On June 20, 2016 at approximately 0509 hours Franklin County Sheriff’s Deputy Ryan Murphy was dispatched to the Community Gardens trailer park on the well-being check of a Cody McCoy. The caller was Cody’s mother, Elizabeth McCoy. Elizabeth stated that Cody had sent her a text message that concerned her due to his mental health history and prior admissions to OSU Harding Hospital. While en route to the trailer park, Deputy Murphy heard the Communications Center air a possible suicidal male sitting on the Lambert Road bridge over I-71. Radio advised they had received several calls on the male. Because the proximity of the trailer park was only a few miles from the bridge, Deputy Murphy checked Lambert Road first suspecting that the suicidal male may be Cody. He was right.

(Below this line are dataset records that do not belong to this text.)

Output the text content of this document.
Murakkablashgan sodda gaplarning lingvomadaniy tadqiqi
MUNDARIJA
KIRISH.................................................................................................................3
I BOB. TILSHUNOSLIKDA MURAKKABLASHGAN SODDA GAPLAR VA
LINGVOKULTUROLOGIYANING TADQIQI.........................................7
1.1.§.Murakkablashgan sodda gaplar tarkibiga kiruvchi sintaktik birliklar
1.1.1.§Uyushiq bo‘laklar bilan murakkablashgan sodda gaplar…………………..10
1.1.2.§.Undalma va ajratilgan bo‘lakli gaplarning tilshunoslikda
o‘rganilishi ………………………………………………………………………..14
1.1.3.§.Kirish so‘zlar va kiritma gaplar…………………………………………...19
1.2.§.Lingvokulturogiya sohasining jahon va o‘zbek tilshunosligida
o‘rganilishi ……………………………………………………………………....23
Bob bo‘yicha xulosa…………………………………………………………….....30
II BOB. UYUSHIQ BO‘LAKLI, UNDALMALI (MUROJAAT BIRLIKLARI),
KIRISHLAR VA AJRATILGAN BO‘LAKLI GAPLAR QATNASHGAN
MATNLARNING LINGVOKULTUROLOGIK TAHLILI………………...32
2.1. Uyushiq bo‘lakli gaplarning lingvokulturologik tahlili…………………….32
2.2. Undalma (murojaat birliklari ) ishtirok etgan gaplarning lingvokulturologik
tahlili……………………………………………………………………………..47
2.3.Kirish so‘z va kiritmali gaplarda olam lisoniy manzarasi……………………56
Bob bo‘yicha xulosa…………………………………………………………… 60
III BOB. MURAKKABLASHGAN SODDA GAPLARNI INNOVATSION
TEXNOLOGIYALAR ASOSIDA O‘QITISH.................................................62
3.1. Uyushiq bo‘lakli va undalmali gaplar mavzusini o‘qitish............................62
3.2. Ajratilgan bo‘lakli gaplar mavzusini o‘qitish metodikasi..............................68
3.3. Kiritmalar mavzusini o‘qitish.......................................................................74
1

He found Cody sitting on top of the bridge abutment with his back to I-71. Deputy Murphy began engaging Cody in conversation. Cody stated that his life was a mess, wasn’t worth living and that he hasn’t been able to see his daughter and referenced the fact that it was Father's Day. It was apparent as Cody continued to speak that he was contemplating suicide by jumping off the bridge. As Cody continued talking he began looking down as if sobbing. Deputy Murphy realized this as an opportunity to grab and pull him off the bridge abutment to safety. Cody was transported to OSU for a mental health evaluation. Cody’s car was found parked in the vicinity. An inventory impound of the vehicle revealed multiple suicide notes addressed to family members and friends. The quick actions of CIT-trained Deputy Murphy no doubt saved Cody’s life that morning. Instead of dying or going to jail, Cody received the treatment and support he needed to begin putting his life back on track.

Creative Wellness - Blankets for the Homeless

Creative Wellness - Blankets for the Homeless

In the Franklin County jail’s Creative Wellness program, inmates that are participating in AOD and anger management spend 1 day a week using recycled materials to make blankets for the homeless population in Franklin county. The creative wellness program is unique because not only are inmates using recycled materials from the jail that are normally thrown out to make blankets, they are currently working with Arts & College Preparatory Academy high school students.

The inmates write of their experience: “Creative Wellness lets me relieve stress in a healthy way in a normally hostile environment. It’s very therapeutic to be able to make blankets and pillows, not only helping myself but helping others as well. By showing people outside of the jail that not every inmate is a savage or bad person it gives hope for a better society in the near future. This creative and caring program changes lives.”